LASIK is short for laser eye corrective surgery, and is a popular method of correcting poor vision. It is sometimes called laser vision correction. LASIK is also sometimes called PRK (photorefractive keratectomy). Laser surgery is used to correct nearsightedness (myopia), farsightedness (hyperopia) or astigmatism, and can be done by an ophthalmologist, eye surgeon, or optometrist. LASIK is a refractive surgery that reshapes the cornea of the eye so that it will be less blurry when looking at nearby objects.

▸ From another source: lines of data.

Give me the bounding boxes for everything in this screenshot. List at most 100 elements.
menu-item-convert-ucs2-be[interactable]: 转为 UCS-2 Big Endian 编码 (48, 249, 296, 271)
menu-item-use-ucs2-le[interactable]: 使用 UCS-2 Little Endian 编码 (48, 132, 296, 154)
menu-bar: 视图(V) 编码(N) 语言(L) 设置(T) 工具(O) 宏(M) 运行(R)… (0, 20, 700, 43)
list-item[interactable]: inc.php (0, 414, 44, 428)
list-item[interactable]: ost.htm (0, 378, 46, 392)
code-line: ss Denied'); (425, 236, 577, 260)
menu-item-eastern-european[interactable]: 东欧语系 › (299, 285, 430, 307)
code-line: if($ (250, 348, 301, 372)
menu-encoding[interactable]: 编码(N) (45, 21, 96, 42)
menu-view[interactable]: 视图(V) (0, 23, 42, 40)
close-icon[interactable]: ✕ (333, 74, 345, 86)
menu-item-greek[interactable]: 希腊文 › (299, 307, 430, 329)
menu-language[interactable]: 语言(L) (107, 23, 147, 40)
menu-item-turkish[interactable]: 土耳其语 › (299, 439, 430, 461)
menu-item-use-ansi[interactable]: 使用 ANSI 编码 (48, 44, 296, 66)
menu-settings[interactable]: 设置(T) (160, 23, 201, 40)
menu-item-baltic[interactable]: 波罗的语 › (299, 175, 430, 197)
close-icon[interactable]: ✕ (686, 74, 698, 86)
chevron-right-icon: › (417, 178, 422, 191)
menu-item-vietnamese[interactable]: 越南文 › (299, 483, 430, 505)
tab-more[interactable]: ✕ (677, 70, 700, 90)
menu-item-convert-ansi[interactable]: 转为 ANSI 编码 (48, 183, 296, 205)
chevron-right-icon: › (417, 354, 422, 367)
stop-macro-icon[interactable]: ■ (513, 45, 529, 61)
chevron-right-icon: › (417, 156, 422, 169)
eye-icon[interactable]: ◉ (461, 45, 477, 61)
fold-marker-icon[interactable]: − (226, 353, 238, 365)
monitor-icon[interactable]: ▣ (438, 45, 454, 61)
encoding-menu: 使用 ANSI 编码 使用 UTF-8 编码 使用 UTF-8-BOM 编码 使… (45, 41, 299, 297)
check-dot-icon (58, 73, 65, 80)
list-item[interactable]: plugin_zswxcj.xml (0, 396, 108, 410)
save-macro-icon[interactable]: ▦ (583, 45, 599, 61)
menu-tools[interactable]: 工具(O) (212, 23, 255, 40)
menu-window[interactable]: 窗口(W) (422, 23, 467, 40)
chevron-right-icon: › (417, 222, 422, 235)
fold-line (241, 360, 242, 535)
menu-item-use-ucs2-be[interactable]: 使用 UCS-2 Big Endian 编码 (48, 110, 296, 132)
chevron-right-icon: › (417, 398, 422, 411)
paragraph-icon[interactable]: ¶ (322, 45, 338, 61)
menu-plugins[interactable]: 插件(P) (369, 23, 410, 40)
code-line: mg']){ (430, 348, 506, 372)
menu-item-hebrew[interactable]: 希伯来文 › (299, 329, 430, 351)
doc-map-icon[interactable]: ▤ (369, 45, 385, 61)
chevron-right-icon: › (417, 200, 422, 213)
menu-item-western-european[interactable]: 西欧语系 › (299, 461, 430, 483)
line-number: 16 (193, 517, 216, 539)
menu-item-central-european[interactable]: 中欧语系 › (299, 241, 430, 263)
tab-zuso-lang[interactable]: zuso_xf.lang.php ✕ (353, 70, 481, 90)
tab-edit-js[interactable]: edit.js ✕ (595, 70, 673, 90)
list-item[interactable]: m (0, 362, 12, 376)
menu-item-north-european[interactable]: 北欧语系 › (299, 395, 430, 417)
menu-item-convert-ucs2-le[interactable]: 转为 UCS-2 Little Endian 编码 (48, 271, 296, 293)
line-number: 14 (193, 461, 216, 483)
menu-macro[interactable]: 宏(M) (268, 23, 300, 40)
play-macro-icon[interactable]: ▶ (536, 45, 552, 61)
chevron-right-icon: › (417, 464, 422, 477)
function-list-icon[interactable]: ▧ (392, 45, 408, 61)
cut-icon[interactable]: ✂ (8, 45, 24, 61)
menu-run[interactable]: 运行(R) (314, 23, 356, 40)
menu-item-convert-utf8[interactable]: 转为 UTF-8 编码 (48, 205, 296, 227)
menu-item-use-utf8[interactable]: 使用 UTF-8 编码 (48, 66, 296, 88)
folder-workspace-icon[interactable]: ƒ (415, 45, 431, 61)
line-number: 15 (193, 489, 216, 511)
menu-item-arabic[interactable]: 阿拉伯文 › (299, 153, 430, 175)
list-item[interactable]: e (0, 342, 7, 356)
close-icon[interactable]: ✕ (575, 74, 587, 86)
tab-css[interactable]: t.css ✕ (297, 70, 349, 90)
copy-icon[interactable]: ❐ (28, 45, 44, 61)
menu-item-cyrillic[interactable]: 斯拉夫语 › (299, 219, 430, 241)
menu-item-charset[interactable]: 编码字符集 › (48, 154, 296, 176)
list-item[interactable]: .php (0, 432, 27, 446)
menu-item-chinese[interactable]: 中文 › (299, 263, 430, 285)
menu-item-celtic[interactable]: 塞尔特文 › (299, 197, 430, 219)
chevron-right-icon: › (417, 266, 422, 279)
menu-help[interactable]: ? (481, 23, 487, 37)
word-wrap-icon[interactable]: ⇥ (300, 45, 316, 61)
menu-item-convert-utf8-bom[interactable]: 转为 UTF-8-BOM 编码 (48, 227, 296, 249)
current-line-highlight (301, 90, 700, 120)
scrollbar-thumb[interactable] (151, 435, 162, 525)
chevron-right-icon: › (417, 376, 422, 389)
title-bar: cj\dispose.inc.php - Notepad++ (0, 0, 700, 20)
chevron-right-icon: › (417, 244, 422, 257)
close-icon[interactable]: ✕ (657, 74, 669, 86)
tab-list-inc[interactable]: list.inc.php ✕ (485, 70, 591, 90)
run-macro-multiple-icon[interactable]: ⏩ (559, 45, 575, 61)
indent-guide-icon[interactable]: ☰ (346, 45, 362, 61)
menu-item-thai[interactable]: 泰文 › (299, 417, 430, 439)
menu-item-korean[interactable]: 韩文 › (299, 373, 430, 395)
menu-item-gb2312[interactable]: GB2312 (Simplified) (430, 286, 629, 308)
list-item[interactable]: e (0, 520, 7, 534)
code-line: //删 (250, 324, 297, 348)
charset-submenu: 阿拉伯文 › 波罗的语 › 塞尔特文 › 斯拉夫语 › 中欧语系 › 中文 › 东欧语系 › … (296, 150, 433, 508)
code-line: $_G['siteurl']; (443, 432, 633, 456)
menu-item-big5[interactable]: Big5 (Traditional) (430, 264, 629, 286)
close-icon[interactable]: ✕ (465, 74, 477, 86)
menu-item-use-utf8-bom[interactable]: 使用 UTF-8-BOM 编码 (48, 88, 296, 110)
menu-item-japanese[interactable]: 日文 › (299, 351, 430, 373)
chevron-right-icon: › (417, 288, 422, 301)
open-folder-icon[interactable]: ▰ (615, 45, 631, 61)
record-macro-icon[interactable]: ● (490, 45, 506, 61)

Before having LASIK eye surgery, you will first have a consultation with your eye doctor to decide if this surgery is right for you. You will also discuss what the procedure will entail and what risks and side effects may occur. If you have any concerns about the procedure or your vision, you should consult your eye doctor before having the procedure. A qualified eye doctor will evaluate your eyes, your vision, and your eye history to determine if LASIK is right for you.

During the procedure, your eye surgeon will use a laser to reshape your cornea so that it will be smaller and focus light properly on your retina. Your flap will be created in your cornea so that light rays will enter your eyes, which will then correct your vision. Your eyes will remain open for about 20 minutes so that your eyes can heal quickly. Because Lasik does not alter your normal vision, there will be little to no side effects.